30 Siswa SMA dan SMK Ikuti UNP

Kediri, koranmemo.com – Sebanyak 30 siswa sudah mendaftar di Cabang Dinas Pendidikan (Cabdindik) Provinsi Jawa Timur (Jatim) Wilayah Kota dan Kabupaten Kediri untuk mengikuti Ujian Nasional Perbaikan (UNP) yang diselenggarakan oleh Kementerian Pendidikan dan Kebudayaan (Kemendikbud). Jumlah tersebut, terdiri dari siswa SMA Negeri Kota dan Kabupaten Kediri, serta SMK Swasta Kabupaten Kediri.
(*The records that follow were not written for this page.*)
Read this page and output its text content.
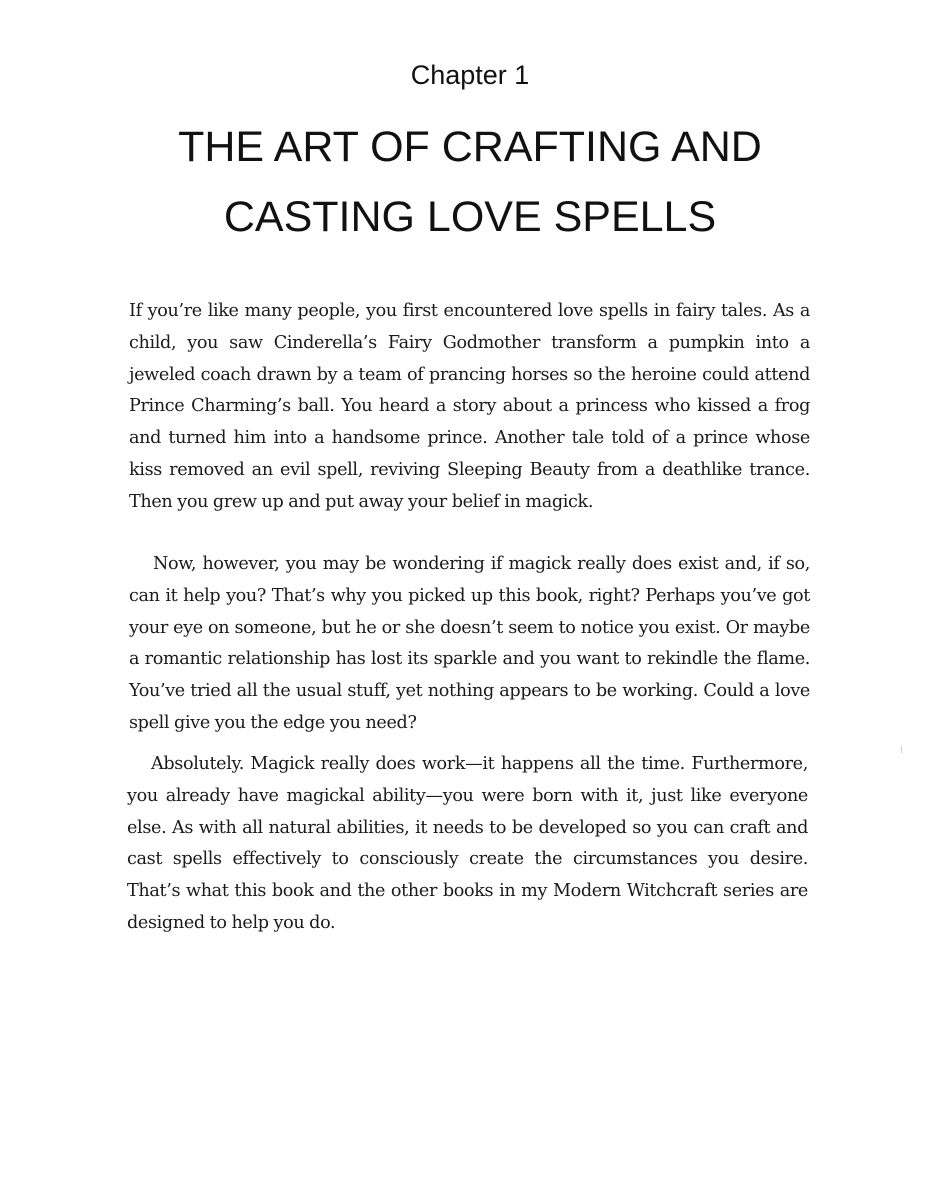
Chapter 1
THE ART OF CRAFTING AND CASTING LOVE SPELLS

If you’re like many people, you first encountered love spells in fairy tales. As a child, you saw Cinderella’s Fairy Godmother transform a pumpkin into a jeweled coach drawn by a team of prancing horses so the heroine could attend Prince Charming’s ball. You heard a story about a princess who kissed a frog and turned him into a handsome prince. Another tale told of a prince whose kiss removed an evil spell, reviving Sleeping Beauty from a deathlike trance. Then you grew up and put away your belief in magick.

Now, however, you may be wondering if magick really does exist and, if so, can it help you? That’s why you picked up this book, right? Perhaps you’ve got your eye on someone, but he or she doesn’t seem to notice you exist. Or maybe a romantic relationship has lost its sparkle and you want to rekindle the flame. You’ve tried all the usual stuff, yet nothing appears to be working. Could a love spell give you the edge you need?

Absolutely. Magick really does work—it happens all the time. Furthermore, you already have magickal ability—you were born with it, just like everyone else. As with all natural abilities, it needs to be developed so you can craft and cast spells effectively to consciously create the circumstances you desire. That’s what this book and the other books in my Modern Witchcraft series are designed to help you do.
Kasi SMA dan PK-PLK Cabdindik Provinsi Jatim Wilayah Kota dan Kabupaten Kediri, Prayitno mengatakan, untuk jumlah peserta dinilai masih minim, namun bukan hanya karena minat siswa, ternyata para siswa yang ingin mengikuti UNP bisa mendaftar di luar daerah. “Yang sudah terlanjur mendaftar kuliah di luar daerah, mereka bisa mendaftar di sana,” ujar Prayitno, Rabu (10/7).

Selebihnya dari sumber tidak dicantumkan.